49

3.2K 274 12
                                    

Keesokkan harinya....

Rava mematut diri di depan cermin. Ia melirik jam dinding sekilas. Pukul 08.00. Ia tersenyum tipis. Hari ini ia akan pergi ke rumah sakit tempat Rome dirawat. Memang tidak sepagi kemarin, namun hal itu tidak jadi masalah.

Rava meraih tas selempang kecilnya yang berwarna soft pink, kemudian berjalan keluar dari kamarnya. Nampak Martha yang sedang menonton tayangan televisi pagi tentang kuliner sembari meminum secangkir teh hangat. Rava segera menghampirinya dan menyalami tangannya.

"Mau ke Rome lagi?" tanya Martha. Rava tersenyum, lantas mengangguk. Wajahnya cerah sekali pagi ini. "Ya udah, hati-hati ya. Beneran nggak mau Mama anter?"

"Nggak usah, Ma. Aku naik angkot aja nanti. Gak terlalu jauh ini," jawab Rava. Martha hanya mengangguk.

***

Selama perjalanan menuju ruang rawat inap Rome, senyuman tak lepas-lepas dari wajah Rava. Gadis itu menghirup aroma tiga tangkai bunga mawar merah yang sengaja dibelinya di toko bunga tak jauh dari rumah sakit tadi. Harum. Kemarin ia memang melihat bunga lili yang disimpan di vas bunga di kamar Rome sudah mulai layu, dan Rava pun berinisiatif untuk mengganti bunga lili tersebut dengan bunga mawar yang dibawanya.

'Semoga hari ini bisa lebih indah dari kemarin,' Rava berharap dalam hati. Ia sungguh tidak sabar untuk bertemu Rome dan menonton film bersama lelaki itu lagi. Bahkan ia membawa flashdisk-nya yang berisi banyak film favoritnya. Sembari berjalan menyusuri lorong-lorong panjang rumah sakit, Rava menyusun kegiatan-kegiatan yang akan ia lakukan dengan Rome; menyuapinya makan, menemaninya terapi, menonton film, dan mungkin jika diperbolehkan, ia akan mengajak Rome berjalan-jalan ke taman rumah sakit di lantai bawah dengan menggunakan kursi roda pastinya. Membayangkannya saja Rava sudah sangat tidak sabar.

Setibanya di depan pintu ruang rawat inap Rome yang sedikit terbuka....

Rava menghela dan menghembuskan napas beberapa kali, berusaha untuk rileks. Setelah ia melewati pintu itu, ia akan tersenyum manis dan menyapa Rome. Gadis itu menyiapkan senyumannya yang ia harap tidak terlihat gugup, kemudian sedikit mendorong pintu itu agar terbuka. Kedua mata kucingnya menatap sesuatu di depan sana.
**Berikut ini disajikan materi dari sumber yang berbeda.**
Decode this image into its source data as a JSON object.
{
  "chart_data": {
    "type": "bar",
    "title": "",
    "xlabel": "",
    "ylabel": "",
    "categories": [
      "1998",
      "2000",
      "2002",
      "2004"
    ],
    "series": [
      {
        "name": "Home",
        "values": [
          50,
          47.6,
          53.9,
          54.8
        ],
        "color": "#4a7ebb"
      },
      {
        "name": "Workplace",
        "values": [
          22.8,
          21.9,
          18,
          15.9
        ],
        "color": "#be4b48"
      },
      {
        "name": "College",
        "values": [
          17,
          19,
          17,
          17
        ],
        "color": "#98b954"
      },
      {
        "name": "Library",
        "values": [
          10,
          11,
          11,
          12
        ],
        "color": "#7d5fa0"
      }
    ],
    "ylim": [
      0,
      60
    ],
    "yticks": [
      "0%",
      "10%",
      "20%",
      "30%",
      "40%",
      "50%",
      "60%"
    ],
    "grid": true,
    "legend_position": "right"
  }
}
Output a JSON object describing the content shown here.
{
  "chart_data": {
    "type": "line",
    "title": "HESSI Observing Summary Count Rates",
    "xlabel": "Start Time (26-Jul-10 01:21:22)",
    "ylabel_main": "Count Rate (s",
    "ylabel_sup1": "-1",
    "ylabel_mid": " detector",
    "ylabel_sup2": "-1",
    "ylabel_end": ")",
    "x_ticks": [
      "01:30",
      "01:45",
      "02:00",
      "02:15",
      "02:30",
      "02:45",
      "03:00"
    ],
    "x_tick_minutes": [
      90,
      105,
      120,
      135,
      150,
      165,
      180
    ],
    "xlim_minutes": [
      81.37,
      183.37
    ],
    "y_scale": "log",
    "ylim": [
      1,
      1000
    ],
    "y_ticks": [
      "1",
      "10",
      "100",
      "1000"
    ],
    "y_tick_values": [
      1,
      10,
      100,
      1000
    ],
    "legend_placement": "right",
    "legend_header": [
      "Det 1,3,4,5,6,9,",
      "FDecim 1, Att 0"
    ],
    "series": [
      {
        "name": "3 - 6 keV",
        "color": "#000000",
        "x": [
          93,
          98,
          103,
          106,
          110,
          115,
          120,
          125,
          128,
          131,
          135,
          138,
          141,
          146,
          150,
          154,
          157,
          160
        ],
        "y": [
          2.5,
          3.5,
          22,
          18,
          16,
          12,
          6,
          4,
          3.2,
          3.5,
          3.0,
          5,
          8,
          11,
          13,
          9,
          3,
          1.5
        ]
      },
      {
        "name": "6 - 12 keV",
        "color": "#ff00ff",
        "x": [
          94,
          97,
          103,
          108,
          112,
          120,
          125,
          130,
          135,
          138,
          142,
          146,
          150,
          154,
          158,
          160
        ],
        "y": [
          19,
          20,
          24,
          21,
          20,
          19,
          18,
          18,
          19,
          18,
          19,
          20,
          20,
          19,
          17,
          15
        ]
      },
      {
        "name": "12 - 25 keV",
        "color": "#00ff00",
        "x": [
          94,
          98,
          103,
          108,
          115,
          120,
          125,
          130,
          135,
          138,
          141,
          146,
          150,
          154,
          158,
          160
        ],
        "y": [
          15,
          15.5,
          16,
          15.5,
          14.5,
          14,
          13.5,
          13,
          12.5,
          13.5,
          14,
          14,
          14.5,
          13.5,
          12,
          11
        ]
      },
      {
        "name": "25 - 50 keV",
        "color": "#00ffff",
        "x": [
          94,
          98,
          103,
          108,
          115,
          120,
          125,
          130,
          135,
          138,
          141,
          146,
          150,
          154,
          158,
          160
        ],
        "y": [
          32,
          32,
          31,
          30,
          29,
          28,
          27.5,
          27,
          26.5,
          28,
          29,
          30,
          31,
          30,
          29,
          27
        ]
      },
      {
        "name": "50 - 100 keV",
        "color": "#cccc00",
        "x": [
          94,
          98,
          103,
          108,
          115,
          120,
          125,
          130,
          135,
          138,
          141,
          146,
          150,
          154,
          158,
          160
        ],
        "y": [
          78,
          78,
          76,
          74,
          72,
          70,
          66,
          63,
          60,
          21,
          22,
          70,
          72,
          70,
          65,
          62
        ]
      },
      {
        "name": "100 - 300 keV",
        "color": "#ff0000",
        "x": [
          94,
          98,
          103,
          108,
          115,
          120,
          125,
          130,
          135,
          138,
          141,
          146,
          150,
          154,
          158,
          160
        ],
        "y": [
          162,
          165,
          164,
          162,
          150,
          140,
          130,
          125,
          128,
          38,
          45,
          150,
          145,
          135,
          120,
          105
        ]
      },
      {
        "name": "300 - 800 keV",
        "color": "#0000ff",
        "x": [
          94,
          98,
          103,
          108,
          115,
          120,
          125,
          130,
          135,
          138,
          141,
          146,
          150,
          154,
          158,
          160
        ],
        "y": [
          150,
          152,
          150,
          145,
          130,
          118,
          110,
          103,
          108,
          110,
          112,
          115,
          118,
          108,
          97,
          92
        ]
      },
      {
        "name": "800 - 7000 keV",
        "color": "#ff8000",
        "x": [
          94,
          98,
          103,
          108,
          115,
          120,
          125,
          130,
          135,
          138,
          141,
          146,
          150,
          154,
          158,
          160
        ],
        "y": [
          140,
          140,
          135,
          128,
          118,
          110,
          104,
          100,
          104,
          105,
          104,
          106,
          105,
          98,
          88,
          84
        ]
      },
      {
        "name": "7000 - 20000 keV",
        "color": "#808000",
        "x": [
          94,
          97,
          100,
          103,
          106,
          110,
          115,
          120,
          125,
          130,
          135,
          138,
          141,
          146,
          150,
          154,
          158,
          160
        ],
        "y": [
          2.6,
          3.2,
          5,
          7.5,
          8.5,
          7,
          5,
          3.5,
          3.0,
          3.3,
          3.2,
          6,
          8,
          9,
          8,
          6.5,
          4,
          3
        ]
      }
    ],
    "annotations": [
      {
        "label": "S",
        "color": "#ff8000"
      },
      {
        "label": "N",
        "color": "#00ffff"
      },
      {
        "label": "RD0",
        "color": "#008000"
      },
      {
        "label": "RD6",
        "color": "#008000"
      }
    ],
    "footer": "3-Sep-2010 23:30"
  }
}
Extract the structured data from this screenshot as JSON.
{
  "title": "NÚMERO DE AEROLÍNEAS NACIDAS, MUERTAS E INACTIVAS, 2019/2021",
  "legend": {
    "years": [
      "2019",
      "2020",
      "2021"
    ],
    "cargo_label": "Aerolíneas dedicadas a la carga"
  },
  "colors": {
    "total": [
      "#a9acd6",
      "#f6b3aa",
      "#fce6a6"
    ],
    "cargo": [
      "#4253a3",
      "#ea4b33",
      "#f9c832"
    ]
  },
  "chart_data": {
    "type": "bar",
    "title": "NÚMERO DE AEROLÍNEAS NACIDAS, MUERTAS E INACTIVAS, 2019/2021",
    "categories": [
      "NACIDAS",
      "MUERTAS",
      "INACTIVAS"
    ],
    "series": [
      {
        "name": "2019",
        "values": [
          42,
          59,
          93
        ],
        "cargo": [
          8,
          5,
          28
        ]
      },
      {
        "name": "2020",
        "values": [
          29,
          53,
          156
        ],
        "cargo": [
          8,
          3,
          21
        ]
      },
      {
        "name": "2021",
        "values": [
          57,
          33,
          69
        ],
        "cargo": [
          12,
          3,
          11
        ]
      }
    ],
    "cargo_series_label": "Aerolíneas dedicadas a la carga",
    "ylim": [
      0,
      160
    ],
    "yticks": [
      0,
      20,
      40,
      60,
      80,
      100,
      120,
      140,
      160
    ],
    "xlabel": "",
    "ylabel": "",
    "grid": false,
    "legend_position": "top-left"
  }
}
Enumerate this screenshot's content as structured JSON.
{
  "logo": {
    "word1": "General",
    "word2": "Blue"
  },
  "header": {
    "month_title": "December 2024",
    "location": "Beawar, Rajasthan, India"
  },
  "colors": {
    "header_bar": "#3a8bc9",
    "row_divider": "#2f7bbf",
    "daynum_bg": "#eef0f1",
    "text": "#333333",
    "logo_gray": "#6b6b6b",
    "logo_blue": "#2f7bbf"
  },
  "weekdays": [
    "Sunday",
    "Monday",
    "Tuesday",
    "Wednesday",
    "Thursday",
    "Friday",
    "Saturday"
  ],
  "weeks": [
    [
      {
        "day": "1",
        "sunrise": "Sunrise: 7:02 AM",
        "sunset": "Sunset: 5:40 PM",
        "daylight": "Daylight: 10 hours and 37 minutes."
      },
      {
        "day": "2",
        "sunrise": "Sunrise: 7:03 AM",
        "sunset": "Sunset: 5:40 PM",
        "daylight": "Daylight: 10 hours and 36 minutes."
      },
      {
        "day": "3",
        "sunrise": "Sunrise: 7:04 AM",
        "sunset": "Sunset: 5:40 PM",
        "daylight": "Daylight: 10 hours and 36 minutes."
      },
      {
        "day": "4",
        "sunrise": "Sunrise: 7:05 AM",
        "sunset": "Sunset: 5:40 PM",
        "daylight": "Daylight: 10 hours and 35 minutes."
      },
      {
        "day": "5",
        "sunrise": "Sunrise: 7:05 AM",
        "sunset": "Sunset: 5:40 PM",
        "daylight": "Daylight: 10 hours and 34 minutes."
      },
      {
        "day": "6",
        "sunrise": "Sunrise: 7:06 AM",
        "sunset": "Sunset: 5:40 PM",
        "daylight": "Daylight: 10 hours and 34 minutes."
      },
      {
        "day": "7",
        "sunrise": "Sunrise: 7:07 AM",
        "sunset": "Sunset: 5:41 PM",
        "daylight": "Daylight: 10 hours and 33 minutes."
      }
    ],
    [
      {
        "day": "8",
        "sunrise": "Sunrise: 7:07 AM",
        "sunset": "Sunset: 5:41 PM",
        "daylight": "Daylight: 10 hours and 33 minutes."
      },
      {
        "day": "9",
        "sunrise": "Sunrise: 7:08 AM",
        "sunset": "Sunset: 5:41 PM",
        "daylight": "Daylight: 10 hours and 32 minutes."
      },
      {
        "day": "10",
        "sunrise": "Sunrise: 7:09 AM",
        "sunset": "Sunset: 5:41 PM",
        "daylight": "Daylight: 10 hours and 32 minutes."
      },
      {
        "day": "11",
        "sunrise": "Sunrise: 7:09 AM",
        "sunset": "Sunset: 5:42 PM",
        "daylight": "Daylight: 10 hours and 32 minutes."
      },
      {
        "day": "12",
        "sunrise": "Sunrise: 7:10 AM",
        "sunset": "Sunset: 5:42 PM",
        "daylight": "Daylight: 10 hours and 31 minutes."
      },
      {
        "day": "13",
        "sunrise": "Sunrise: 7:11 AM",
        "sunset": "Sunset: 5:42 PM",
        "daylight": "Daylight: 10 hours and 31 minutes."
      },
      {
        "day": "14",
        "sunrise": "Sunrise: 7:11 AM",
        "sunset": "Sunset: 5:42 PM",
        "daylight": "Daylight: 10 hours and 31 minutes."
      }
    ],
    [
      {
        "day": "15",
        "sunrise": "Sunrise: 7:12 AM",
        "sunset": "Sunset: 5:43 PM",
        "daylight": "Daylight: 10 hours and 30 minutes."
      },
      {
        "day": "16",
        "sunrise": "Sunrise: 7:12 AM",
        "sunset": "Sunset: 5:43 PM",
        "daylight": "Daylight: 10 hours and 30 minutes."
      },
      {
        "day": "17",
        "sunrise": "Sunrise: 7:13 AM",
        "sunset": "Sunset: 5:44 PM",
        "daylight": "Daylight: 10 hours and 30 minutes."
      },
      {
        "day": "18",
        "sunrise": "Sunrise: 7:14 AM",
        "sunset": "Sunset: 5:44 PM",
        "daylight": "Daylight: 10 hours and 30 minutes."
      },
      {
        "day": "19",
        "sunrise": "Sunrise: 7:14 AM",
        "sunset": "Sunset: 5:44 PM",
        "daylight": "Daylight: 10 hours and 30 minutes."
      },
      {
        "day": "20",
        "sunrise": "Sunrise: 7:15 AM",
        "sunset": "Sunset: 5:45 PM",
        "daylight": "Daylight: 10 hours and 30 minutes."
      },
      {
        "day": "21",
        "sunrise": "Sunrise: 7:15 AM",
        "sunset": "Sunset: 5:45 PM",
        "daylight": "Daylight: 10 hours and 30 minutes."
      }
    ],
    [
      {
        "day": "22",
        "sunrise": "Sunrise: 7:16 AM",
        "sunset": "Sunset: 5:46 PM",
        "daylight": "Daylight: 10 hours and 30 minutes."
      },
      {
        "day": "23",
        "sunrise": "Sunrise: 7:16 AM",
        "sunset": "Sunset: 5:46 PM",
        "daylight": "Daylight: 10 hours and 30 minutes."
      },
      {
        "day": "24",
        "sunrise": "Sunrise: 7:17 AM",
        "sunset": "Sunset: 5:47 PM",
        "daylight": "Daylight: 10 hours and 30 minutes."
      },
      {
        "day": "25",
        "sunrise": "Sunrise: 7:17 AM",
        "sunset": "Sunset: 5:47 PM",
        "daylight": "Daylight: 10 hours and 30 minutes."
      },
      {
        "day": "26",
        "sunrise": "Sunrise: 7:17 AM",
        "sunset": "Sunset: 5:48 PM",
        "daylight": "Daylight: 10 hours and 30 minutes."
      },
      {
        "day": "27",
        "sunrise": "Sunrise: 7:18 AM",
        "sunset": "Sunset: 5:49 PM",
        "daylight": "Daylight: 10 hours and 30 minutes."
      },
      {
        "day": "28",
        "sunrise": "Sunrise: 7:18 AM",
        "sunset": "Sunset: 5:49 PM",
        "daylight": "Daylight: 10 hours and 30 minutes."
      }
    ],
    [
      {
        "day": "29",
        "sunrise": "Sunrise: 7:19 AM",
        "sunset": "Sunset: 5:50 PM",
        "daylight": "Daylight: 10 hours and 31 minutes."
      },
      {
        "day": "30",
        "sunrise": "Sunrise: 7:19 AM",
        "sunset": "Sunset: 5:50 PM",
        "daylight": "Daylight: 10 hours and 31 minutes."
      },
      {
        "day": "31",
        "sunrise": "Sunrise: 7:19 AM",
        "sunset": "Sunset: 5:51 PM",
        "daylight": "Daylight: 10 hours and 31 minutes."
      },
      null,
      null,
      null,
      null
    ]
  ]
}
Dan senyumannya pun hilang perlahan-lahan.

***

Rava berjalan cepat mejauhi ruang rawat inap Rome. Ia akan pulang sekarang juga. Niatnya untuk bersenang-senang dengan lelaki itu langsung sirna. Semua yang telah ia ekspektasikan hancur begitu saja. Entah mengapa ia merasa sangat bodoh karena sudah berharap yang tidak-tidak. Tiga tangkai bunga mawar di tangan kanannya ia genggam dengan erat. Sekeras mungkin ia menahan tangisannya, namun akhirnya air mata itu jatuh juga menuruni pipinya.

'Bodoh,' makinya dalam hati. Dengan terburu-buru ia membuka pintu kaca utama rumah sakit. 'Apaan sih yang gue pikirin? Ngapain sih gue pake nangis segala?' Rava menggeram, menunduk sembari terus berjalan keluar dari area rumah sakit. Ia tidak ingin orang-orang melihatnya menangis. 'Harusnya gue sadar dari awal. Harusnya gue tau diri. Mau semanis apapun perlakuan Rome ke gue, pada akhirnya dia bakal balik lagi ke Carla.' Rava berhenti berjalan. Ia mengusap air mata yang kembali jatuh dari kedua matanya dengan kasar.

Ya, saat ia membuka sedikit pintu ruang rawat inap Rome tadi, pemandangan yang pertama kali terpampang di matanya adalah seorang gadis berambut panjang kecokelatan sedang duduk di samping ranjang Rome dan membelakangi pintu masuk. Gadis itu menggenggam erat tangan Rome yang sedang tertawa lepas. Ia nampak sangat bahagia. Gadis itu juga tertawa, dan ketika gadis itu mulai berbicara, Rava baru sadar bahwa ia adalah Carla. Ia mengenali suaranya.